Piccoli ospedali. Cosa succederebbe se li chiudessimo tutti. Il caso lombardo
di Fabio Florianello
Se si applicasse il criterio della chiusura di tutti presidi con meno di 120 letti, il totale dei posti letto lombardi per acuti scenderebbe a 25.392 con un indice di 2,59 letti per mille abitanti. Molto al di sotto della media Ocse e soprattutto insufficienti per le necessità assistenziali della regione
30 DIC - La prospettata chiusura di 170 piccoli ospedali sembra basarsi fondamentalmente sul criterio dei 120 posti letto. In pratica viene rispolverata la Legge 109 di Donat Cattin risalente all’aprile 1988. Che il problema dei cosiddetti piccoli ospedali sia reale e che vada affrontato non c’è dubbio. Lo si è detto e ripetuto più volte. Ma che il criterio, praticamente unico, sia quello del taglio lineare delle strutture che hanno meno di 120 posti letti credo sia denso di criticità (avevo già avuto modo di accennare su queste colonne
QS 17 maggio e
6 settembre) e porta con sé il rischio di modificare in peggio alcune realtà territoriali, per di più trascurando o ignorando competenze ed esperienze non rappresentate da quell’unico criterio quantitativo.
Il Regolamento relativo a “Definizione Standard qualitativi, strutturali, tecnologici e quantitativi relativi all’assistenza ospedaliera” proposto dall’ex Ministro
Renato Balduzzi formulava una classificazione delle strutture ospedaliere che comprendeva presidi di “base”, di “I livello” e di “II livello” considerando una serie di requisiti e di rete ospedaliera. Classificazione che aveva il merito, se non altro, di affrontare la questione in termini di rete ospedaliera e di organizzazione.

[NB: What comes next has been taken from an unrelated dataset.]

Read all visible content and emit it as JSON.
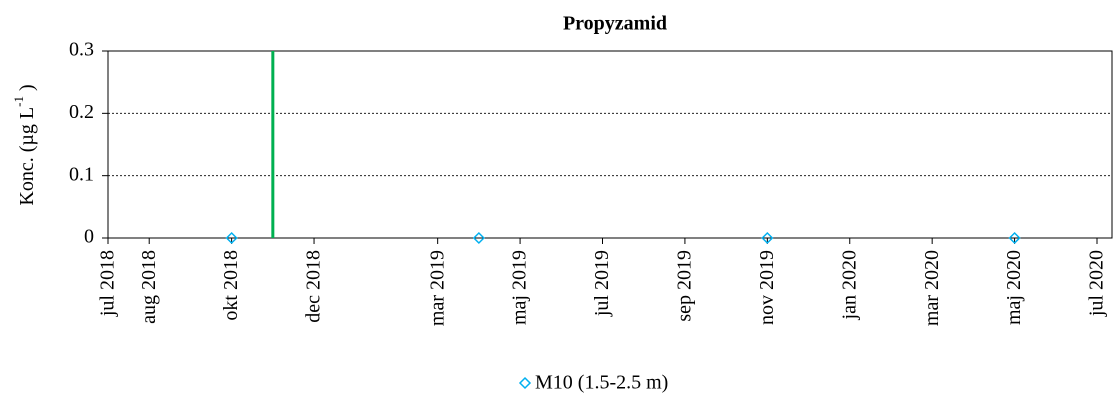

Inoltre, l’invocato e condivisibile perseguimento del rispetto della sicurezza risulta trascurato nel taglio lineare che ignora livelli gerarchici di complessità, di bacino d’utenza in termini di abitanti, di territorio, di rete, di specialità presenti per indirizzarsi unicamente all’obiettivo del 3,0 posti letto/1000 abitanti (L.95/2012 art 15, c.13, lettera c.).
Parliamo ovviamente di strutture per “acuti” dove la media OECD è più che risaputo essere pari 4, 8/‰.
E laddove il 3 ‰ è già stato raggiunto ?
Emblematico è l’esempio di Regione Lombardia dotata di 29.886 posti letto “in esercizio” per acuti, suddivisi in 22.018 nel pubblico e 7.868 nel privato accreditato per un totale di 3,05 posti letto per mille abitanti .
Gli ospedali pubblici indicati nella mappatura di Agenas con meno di 120 pl sono 31 (in realtà 30) per 1.870 pl. Le strutture private accreditate coinvolte (e non riportate nella mappatura) sono 46 per 2.624 pl. Il totale è di 4.494 p.l. a rischio chiusura.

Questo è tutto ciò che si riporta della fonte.